İlk 1-2 sayfası, ana karakterin pek acemice çizilmiş olduğunu gösterir gibiydi, ancak sonradan romanın atmosferi beni sardı. Tahminimin aksine, Bencolin romanın olmazsa olmazı değil. Aksine yardımcı karakter Marle'ı daha ön planda tutan bir öykü var. Marle'ı, Zehirli Şaka'dan hatırlar ve severdim, yine sevdim.
Cinayetlerin çözümü, Yeşil Kapsül veya üç tabut'taki gibi aşırı atraksiyonlu olmadığından, daha çok hoşuma gitti.
Bencolin bu kez mumya müzesinde işlenen cinayetlerin esrarını aydınlatmaya çalışıyor, atmosfer, Bencolin, mumyalar epey ürpertmişti beni, oldukça iyi bir kurgusu var, tavsiye ederim.
John Dickson Carr’ın 1932 yılında yazılmış, ilk dedektifi Henri Bencolin’in yer aldığı bir diğer romanı.Olaylar,Bencolin’in arkadaşı Jeff Marle tarafından anlatılıyor ve Paris’te geçiyor.Karanlık,kasvetli bir atmosferi var olayın geçtiği yerlerin.Mumyalar Müzesi ve Maskeliler kulübü.
Türkçe’ye Gönül Suveren tarafından çevrilmiş 1962 senesinde Akba yayınları Polis Romanları serisinin 7.kitabı olarak yayınlanmış.
Çeviri güzel ve orijinali ile karşılaştırınca tam görünüyor.
Kitapta Bencolin hakkında diğer kitaplarında rastlanmayan yeni bilgiler ediniyoruz
“Bencolin hakkında anlatılan hikayeye gelince ..Parisliler ,”Bencolin alalade bir elbise giydiği zaman sırf eğlence peşindedir” derler.Sırtına düz bir elbise olduğunu gören karanlık barların kirli işlerle meşgul patronları hemen neşelenir,yerlere kadar eğilerek Bencolin’i selamlarlar.Hatta ona şampanya bile ikram ederler..Bencolin,smokin giydiği zaman ise mühim bir iz üzerinde demektir.Fakat sadece düşünüyor ve delilleri tetkik ediyordur,henüz kimseyi yakalamak niyetinde değildir.Patronlar bir hayli endişelenmekle beraber onu iyi bir masaya oturtur ve kendisine konyak da ikram ederler..Fakat Bencolin frak giydiği,başına silindir şapkasını geçirdiği,ipek pelerinini omuzuna atıp,gümüş saplı batonunu eline aldığı,tebessümü daha nazikleştiği ve sol kolunun altında da hafif bir kabarıklık belirdiği zaman ,işte o zaman,felaket yakın demektir.Bunu herkes de bilir.Patronlar,Bencolin’e içki ikram etmezler.Orkestradan biraz acaipçe sesler yükselmeye başlar.Garsonlar telaşlarından bir hayli tabak ve bardak kırarlar.Bazıları ise içerde hoşlandıkları kızlar varsa,bıçaklar çekilmeden evvel onları bardan kaçırırlar.”

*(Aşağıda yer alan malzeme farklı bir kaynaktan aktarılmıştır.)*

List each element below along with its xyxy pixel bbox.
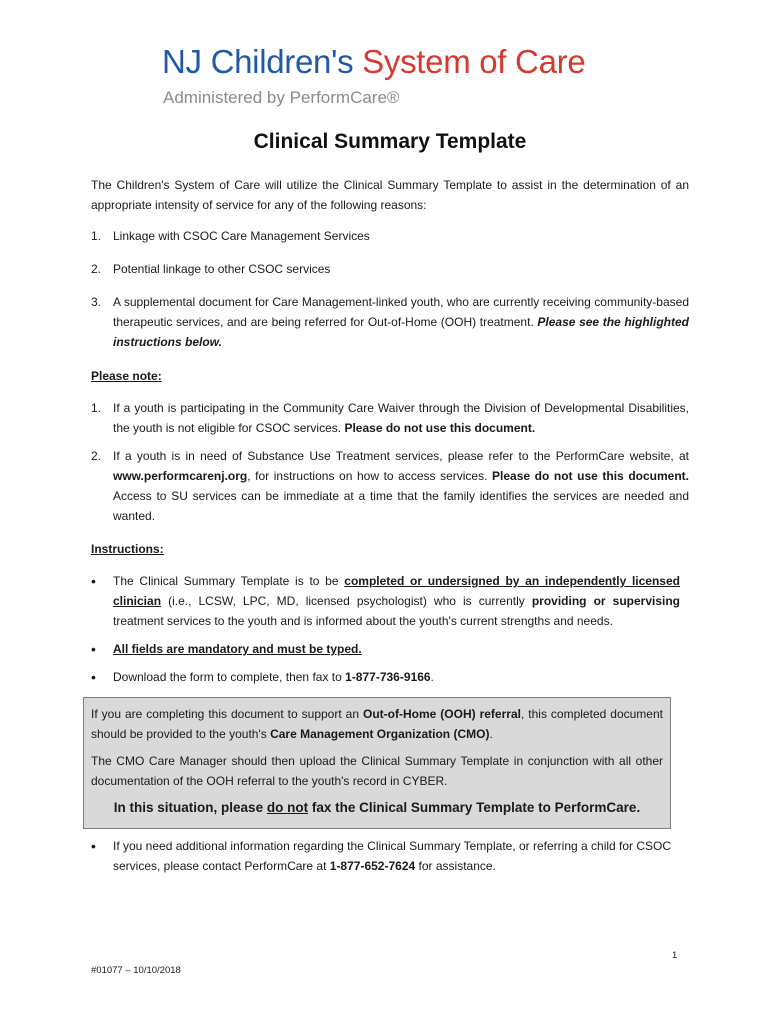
page-number: 1 (672, 950, 678, 961)
box-paragraph-1 (91, 704, 663, 744)
ooh-referral-notice-box (83, 697, 671, 829)
box-cmo: Care Management Organization (CMO) (270, 727, 490, 741)
contact-phone: 1-877-652-7624 (329, 859, 416, 873)
reason-1-number: 1. (91, 229, 102, 243)
reason-3-number: 3. (91, 295, 102, 309)
box-p1-mid: , this completed document should be provided to the youth's (91, 707, 663, 741)
contact-post: for assistance. (418, 859, 496, 873)
document-title: Clinical Summary Template (253, 130, 527, 153)
reason-3-emphasis: Please see the highlighted instructions below. (113, 315, 689, 349)
logo-subtitle: Administered by PerformCare® (163, 88, 400, 107)
logo-wordmark (162, 42, 585, 82)
contact-pre: If you need additional information regarding the Clinical Summary Template, or referring a child for CSOC services, please contact PerformCare at (113, 839, 672, 873)
instruction-1-pre: The Clinical Summary Template is to be (113, 574, 339, 588)
reason-3-body: A supplemental document for Care Management-linked youth, who are currently receiving community-based therapeutic services, and are being referred for Out-of-Home (OOH) treatment. (113, 295, 689, 329)
instruction-1-text (113, 571, 680, 631)
contact-text (113, 836, 685, 876)
note-1-body: If a youth is participating in the Community Care Waiver through the Division of Developmental Disabilities, the youth is not eligible for CSOC services. (113, 401, 689, 435)
instructions-heading: Instructions: (91, 542, 164, 556)
note-2-text (113, 446, 689, 526)
instruction-1-bold: providing or supervising (531, 594, 680, 608)
note-2-post: Access to SU services can be immediate at a time that the family identifies the services are needed and wanted. (113, 489, 689, 523)
note-2-mid: , for instructions on how to access services. (247, 469, 488, 483)
bullet-1-marker: • (91, 573, 96, 589)
note-1-text (113, 398, 689, 438)
bullet-3-marker: • (91, 669, 96, 685)
box-p1-pre: If you are completing this document to support an (91, 707, 359, 721)
fax-number: 1-877-736-9166 (345, 670, 431, 684)
logo-part-system-of-care: System of Care (353, 43, 586, 80)
reason-1-text: Linkage with CSOC Care Management Services (113, 229, 370, 243)
form-code: #01077 – 10/10/2018 (91, 965, 181, 976)
instruction-1-mid: (i.e., LCSW, LPC, MD, licensed psychologist) who is currently (161, 594, 525, 608)
bullet-4-marker: • (91, 838, 96, 854)
instruction-3-post: . (430, 670, 434, 684)
note-2-number: 2. (91, 449, 102, 463)
performcare-website-link[interactable]: www.performcarenj.org (113, 469, 248, 483)
box-p3-pre: In this situation, please (113, 800, 264, 815)
box-do-not-fax-warning (84, 800, 670, 815)
instruction-1-underlined: completed or undersigned by an independently licensed clinician (113, 574, 680, 608)
instruction-2-text: All fields are mandatory and must be typed. (113, 642, 362, 656)
reason-2-text: Potential linkage to other CSOC services (113, 262, 331, 276)
box-ooh-referral: Out-of-Home (OOH) referral (362, 707, 521, 721)
box-p3-do-not: do not (266, 800, 309, 815)
bullet-2-marker: • (91, 641, 96, 657)
please-note-heading: Please note: (91, 369, 162, 383)
logo-part-njchildrens: NJ Children's (162, 43, 354, 80)
box-p1-end: . (489, 727, 493, 741)
box-paragraph-2: The CMO Care Manager should then upload the Clinical Summary Template in conjunction with all other documentation of the OOH referral to the youth's record in CYBER. (91, 754, 663, 788)
note-2-pre: If a youth is in need of Substance Use Treatment services, please refer to the PerformCare website, at (113, 449, 689, 463)
instruction-1-post: treatment services to the youth and is informed about the youth's current strengths and needs. (113, 614, 613, 628)
reason-3-text (113, 292, 689, 352)
instruction-3-pre: Download the form to complete, then fax to (113, 670, 342, 684)
note-1-warning: Please do not use this document. (344, 421, 536, 435)
instruction-3-text (113, 667, 680, 687)
note-2-warning: Please do not use this document. (492, 469, 689, 483)
note-1-number: 1. (91, 401, 102, 415)
intro-paragraph: The Children's System of Care will utilize the Clinical Summary Template to assist in the determination of an appropriate intensity of service for any of the following reasons: (91, 178, 689, 212)
reason-2-number: 2. (91, 262, 102, 276)
box-p3-post: fax the Clinical Summary Template to PerformCare. (311, 800, 641, 815)
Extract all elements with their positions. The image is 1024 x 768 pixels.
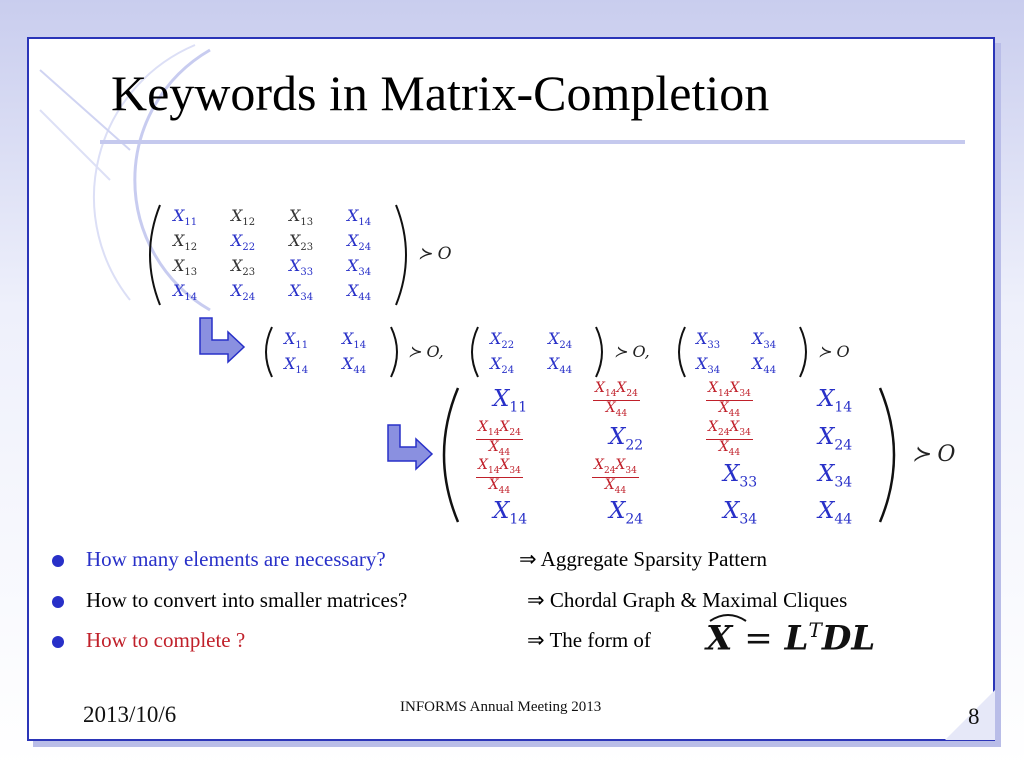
cell-x23-r: $X_{23}$ (231, 256, 256, 279)
sub1-cell: $X_{11}$ (284, 329, 309, 352)
sub3-cell: $X_{34}$ (696, 354, 721, 377)
comp-fraction: $\frac{X_{14}X_{24}}{X_{44}}$ (595, 380, 638, 419)
comp-fraction: $\frac{X_{14}X_{34}}{X_{44}}$ (708, 380, 751, 419)
bullet-dot (52, 636, 64, 648)
sub2-relation: ≻ O, (614, 342, 650, 361)
comp-x11: $X_{11}$ (493, 386, 528, 416)
bullet-question-1: How many elements are necessary? (86, 547, 386, 571)
comp-x22: $X_{22}$ (609, 424, 644, 454)
sub2-cell: $X_{22}$ (490, 329, 515, 352)
full-matrix-relation: ≻ O (418, 244, 452, 264)
sub2-cell: $X_{24}$ (548, 329, 573, 352)
cell-x24-r: $X_{24}$ (231, 281, 256, 304)
cell-x23: $X_{23}$ (289, 231, 314, 254)
cell-x12-r: $X_{12}$ (173, 231, 198, 254)
cell-x11: $X_{11}$ (173, 206, 198, 229)
cell-x34: $X_{34}$ (347, 256, 372, 279)
completed-relation: ≻ O (912, 442, 956, 467)
cell-x34-r: $X_{34}$ (289, 281, 314, 304)
bullet-answer-3: ⇒ The form of (527, 628, 651, 652)
bullet-dot (52, 596, 64, 608)
ldl-formula: $X = L^TDL$ (706, 618, 876, 659)
sub1-relation: ≻ O, (408, 342, 444, 361)
bullet-answer-1: ⇒ Aggregate Sparsity Pattern (519, 547, 767, 571)
cell-x33: $X_{33}$ (289, 256, 314, 279)
slide-title: Keywords in Matrix-Completion (111, 65, 770, 121)
sub3-cell: $X_{34}$ (752, 329, 777, 352)
page-number: 8 (968, 704, 980, 729)
cell-x13-r: $X_{13}$ (173, 256, 198, 279)
comp-fraction: $\frac{X_{24}X_{34}}{X_{44}}$ (708, 419, 751, 458)
bullet-dot (52, 555, 64, 567)
sub1-cell: $X_{44}$ (342, 354, 367, 377)
sub1-cell: $X_{14}$ (284, 354, 309, 377)
bullet-answer-2: ⇒ Chordal Graph & Maximal Cliques (527, 588, 848, 612)
comp-x34: $X_{34}$ (818, 461, 853, 491)
comp-x44: $X_{44}$ (818, 498, 853, 528)
cell-x14-r: $X_{14}$ (173, 281, 198, 304)
comp-x33: $X_{33}$ (723, 461, 758, 491)
footer-date: 2013/10/6 (83, 702, 177, 727)
comp-fraction: $\frac{X_{14}X_{24}}{X_{44}}$ (478, 419, 521, 458)
sub1-cell: $X_{14}$ (342, 329, 367, 352)
sub3-cell: $X_{44}$ (752, 354, 777, 377)
comp-x24: $X_{24}$ (818, 424, 853, 454)
comp-x34-r: $X_{34}$ (723, 498, 758, 528)
cell-x14: $X_{14}$ (347, 206, 372, 229)
bullet-question-2: How to convert into smaller matrices? (86, 588, 408, 612)
cell-x13: $X_{13}$ (289, 206, 314, 229)
comp-x14-r: $X_{14}$ (493, 498, 528, 528)
footer-event: INFORMS Annual Meeting 2013 (400, 699, 602, 715)
comp-fraction: $\frac{X_{24}X_{34}}{X_{44}}$ (594, 457, 637, 496)
comp-x14: $X_{14}$ (818, 386, 853, 416)
sub2-cell: $X_{44}$ (548, 354, 573, 377)
sub2-cell: $X_{24}$ (490, 354, 515, 377)
cell-x44: $X_{44}$ (347, 281, 372, 304)
sub3-relation: ≻ O (818, 342, 850, 361)
cell-x22: $X_{22}$ (231, 231, 256, 254)
cell-x24: $X_{24}$ (347, 231, 372, 254)
sub3-cell: $X_{33}$ (696, 329, 721, 352)
comp-x24-r: $X_{24}$ (609, 498, 644, 528)
bullet-question-3: How to complete ? (86, 628, 246, 652)
cell-x12: $X_{12}$ (231, 206, 256, 229)
comp-fraction: $\frac{X_{14}X_{34}}{X_{44}}$ (478, 457, 521, 496)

Bencolin,gece ile gündüz arasında bir fark görmezdi.bazan uyumayı unutur,aklına gelince de bir köşede birkaç saat kestirmekle iktifa ederdi.
Ünlü Paris’li dedektif Bencolin,M. Augustin'in mezara benzer balmumu müzesinin ürkütücü ışığında,garip bir şekilde bir balmumu satirinin kollarında arkada bıçaklanmış genç bir kızın vücudunu bulur.İpuçları onu,yasak ilişkilerin yaşandığı maskelililer kulübüne götürür.Balmumu müzesi ile bu kulüp arasında ne ilişki vardır?Kulüp sahibinin, gizlediği sır, neydi? Kulübün iki öldürülen üyesinin, taşıdığı gümüş anahtarlar onları nereye götürüyordu.?
Poe’nun cinayetlerinde olduğu gibi olaylar öyle garip ve dehşet vericidir, Bencolin en sonunda, cevabı bulur. Groteskin en önde gelen modern ustası tarafından yazılan,esrarlı,dehşet verici,bir kitap.
Hele kitabın sonunda Bencolin'in katille oynadığı kumar çok ilginç ve dehşet vericiydi.
Kitaptaki olay,bir kapalı oda cinayeti değil.Fakat müze ile kulübün krokisi çizilirse olaylar daha iyi anlaşılır sanırım.